Selon Kerlan (2014), les effets des pratiques artistiques et culturelles ayant déjà été confirmés à maintes reprises par la recherche et il n’est pas nécessaire de continuer à les évaluer. Parmi les effets les plus courants sont cités : les résultats sur la dimension affective (plaisir, fierté, sentiment de réussite, connaissances et compétences artistiques), sur la dimension du développement personnel (estime de soi, confiance en soi), sur la dimension de la sociabilité (travail en équipe, conscience des autres). Si les effets ont été largement mesurés, les effets éducatifs de l’art ne sont en rien automatiques et il est nécessaire, selon l’auteur, de réfléchir aux conditions et aux facteurs nécessaires pour qu’ils s’exercent au mieux.

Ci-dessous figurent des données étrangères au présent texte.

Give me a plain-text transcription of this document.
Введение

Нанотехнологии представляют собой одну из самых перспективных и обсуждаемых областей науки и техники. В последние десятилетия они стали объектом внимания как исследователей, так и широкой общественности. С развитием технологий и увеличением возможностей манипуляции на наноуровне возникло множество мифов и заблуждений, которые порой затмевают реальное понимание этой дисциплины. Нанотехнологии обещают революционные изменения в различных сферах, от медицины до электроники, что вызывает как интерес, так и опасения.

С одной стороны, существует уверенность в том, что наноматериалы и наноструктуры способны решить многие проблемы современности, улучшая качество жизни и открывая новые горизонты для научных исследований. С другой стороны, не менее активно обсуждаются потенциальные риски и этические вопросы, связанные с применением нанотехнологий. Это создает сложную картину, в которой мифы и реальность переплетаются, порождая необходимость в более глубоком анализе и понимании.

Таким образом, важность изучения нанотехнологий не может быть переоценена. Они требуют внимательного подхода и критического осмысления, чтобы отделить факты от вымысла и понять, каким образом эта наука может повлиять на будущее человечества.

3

Un fort engouement pour les pratiques artistiques et culturelles peut donc s’observer dans un grand nombre d’études. Ces dernières analysent les dispositifs et leurs effets sur les élèves.

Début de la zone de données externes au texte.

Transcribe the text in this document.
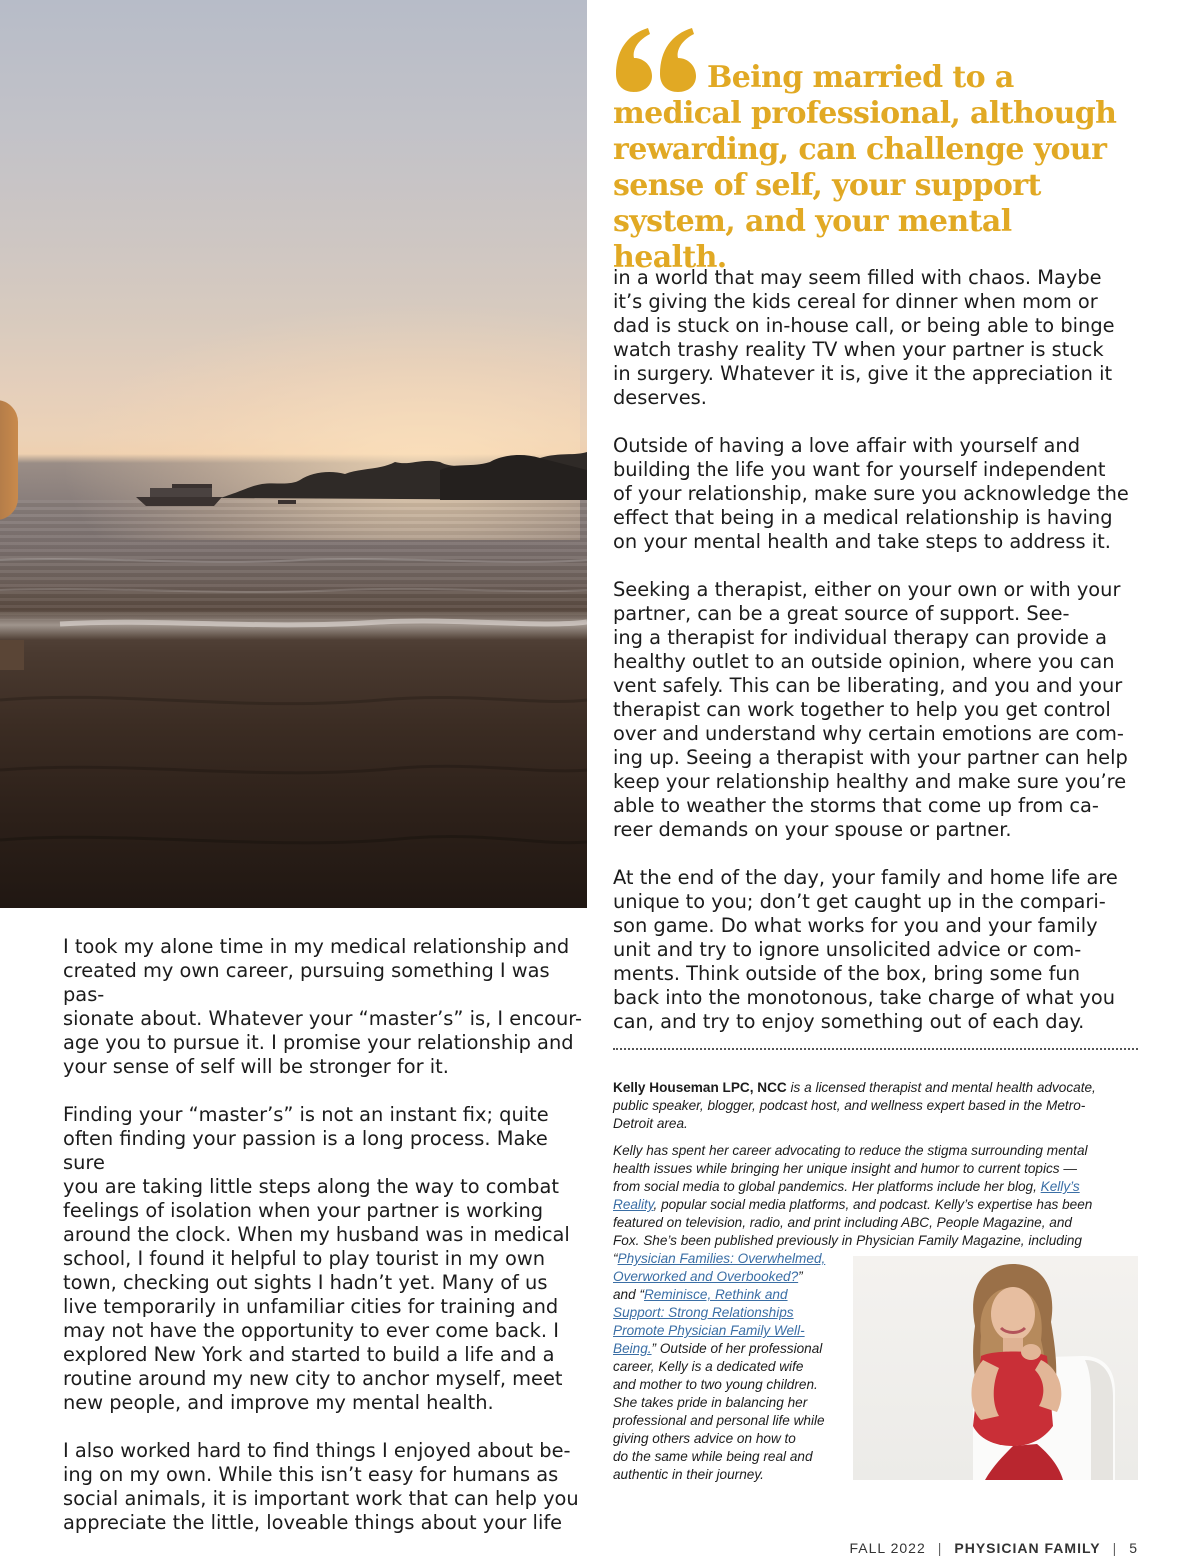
Being married to a medical professional, although rewarding, can challenge your sense of self, your support system, and your mental health.

in a world that may seem filled with chaos. Maybe
it’s giving the kids cereal for dinner when mom or
dad is stuck on in-house call, or being able to binge
watch trashy reality TV when your partner is stuck
in surgery. Whatever it is, give it the appreciation it
deserves.

Outside of having a love affair with yourself and
building the life you want for yourself independent
of your relationship, make sure you acknowledge the
effect that being in a medical relationship is having
on your mental health and take steps to address it.

Seeking a therapist, either on your own or with your
partner, can be a great source of support. See-
ing a therapist for individual therapy can provide a
healthy outlet to an outside opinion, where you can
vent safely. This can be liberating, and you and your
therapist can work together to help you get control
over and understand why certain emotions are com-
ing up. Seeing a therapist with your partner can help
keep your relationship healthy and make sure you’re
able to weather the storms that come up from ca-
reer demands on your spouse or partner.

At the end of the day, your family and home life are
unique to you; don’t get caught up in the compari-
son game. Do what works for you and your family
unit and try to ignore unsolicited advice or com-
ments. Think outside of the box, bring some fun
back into the monotonous, take charge of what you
can, and try to enjoy something out of each day.

I took my alone time in my medical relationship and
created my own career, pursuing something I was pas-
sionate about. Whatever your “master’s” is, I encour-
age you to pursue it. I promise your relationship and
your sense of self will be stronger for it.

Finding your “master’s” is not an instant fix; quite
often finding your passion is a long process. Make sure
you are taking little steps along the way to combat
feelings of isolation when your partner is working
around the clock. When my husband was in medical
school, I found it helpful to play tourist in my own
town, checking out sights I hadn’t yet. Many of us
live temporarily in unfamiliar cities for training and
may not have the opportunity to ever come back. I
explored New York and started to build a life and a
routine around my new city to anchor myself, meet
new people, and improve my mental health.

I also worked hard to find things I enjoyed about be-
ing on my own. While this isn’t easy for humans as
social animals, it is important work that can help you
appreciate the little, loveable things about your life

Kelly Houseman LPC, NCC is a licensed therapist and mental health advocate,
public speaker, blogger, podcast host, and wellness expert based in the Metro-
Detroit area.

Kelly has spent her career advocating to reduce the stigma surrounding mental
health issues while bringing her unique insight and humor to current topics —
from social media to global pandemics. Her platforms include her blog, Kelly’s
Reality, popular social media platforms, and podcast. Kelly’s expertise has been
featured on television, radio, and print including ABC, People Magazine, and
Fox. She’s been published previously in Physician Family Magazine, including

“Physician Families: Overwhelmed,
Overworked and Overbooked?”
and “Reminisce, Rethink and
Support: Strong Relationships
Promote Physician Family Well-
Being.” Outside of her professional
career, Kelly is a dedicated wife
and mother to two young children.
She takes pride in balancing her
professional and personal life while
giving others advice on how to
do the same while being real and
authentic in their journey.

FALL 2022 | PHYSICIAN FAMILY | 5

Certaines études cependant, se montrent critiques sur les manières de penser les enseignements dans les dispositifs proposés, notamment quant aux modes de transmission et à la réception de la « culture » par les élèves. Ainsi, par exemple, le document audio-visuel de Lallier (2015) montre un dispositif d’Opéra à l’école dans lequel, sur le travail à long terme, on peut constater des réticences des élèves à s’insérer dans la démarche et l’éloignement que peuvent éprouver certains élèves par rapport à la forme musicale de l’opéra. Ou encore, au sujet de l’opéra, l’analyse de Morel (2006) sur les enjeux et les effets de l’« action culturelle » montre comment un projet qui souhaite démocratiser l’art et où « l’activité artistique est considérée comme un moyen d’ « ouverture » ne parvient pas à soulever l’enthousiasme des élèves. Alors que la perception du projet est mitigée parmi la population adolescente analysée dans ce cas, les enseignants, quant à eux, considèrent le projet comme un « privilège » accordé aux élèves. Ils attendent alors en retour une « docilité et une motivation scolaire » (p. 179) de leur part. Dans son analyse, l’auteur montre les facteurs susceptibles d’éloigner certains élèves des objectifs attendus par les enseignants. Ils ne sont pas intéressés par le projet, se sentent exclus du milieu représenté symboliquement par l’opéra ou encore ne trouvent pas de liens avec leur parcours scolaire en termes de rentabilité. L’analyse détaillée de l’auteur montre les difficultés à mener à bien les objectifs visés de sensibilisation à des pratiques savantes, de la quête de chemins détournés pour motiver les élèves qui ont décroché scolairement et de décloisonnement social d’une population de quartiers ségrégués. L’auteur souligne les obstacles liés à l’identification des jeunes, d’une part à des conformités de statuts élaborés entre pairs et d’autre part, à une culture adolescente, une culture de masse ainsi qu’à un sentiment d’appartenance à un groupe social qui considère que l’opéra n’est pas pour eux.

L’accès à une pratique de culture « savante » se montre ainsi confronté à des obstacles, des enjeux identitaires dans lesquels la seule motivation à amener les élèves vers la culture n’est pas suffisante. Par ailleurs, Morel distingue l’accès des élèves au projet entre la catégorie de ceux qui ont déjà une pratique artistique et ceux qui n’en possèdent pas. « Les premiers ont tendance à établir un lien entre leur pratique et l’opéra, quel que soit l’écart entre ces pratiques » (p. 192).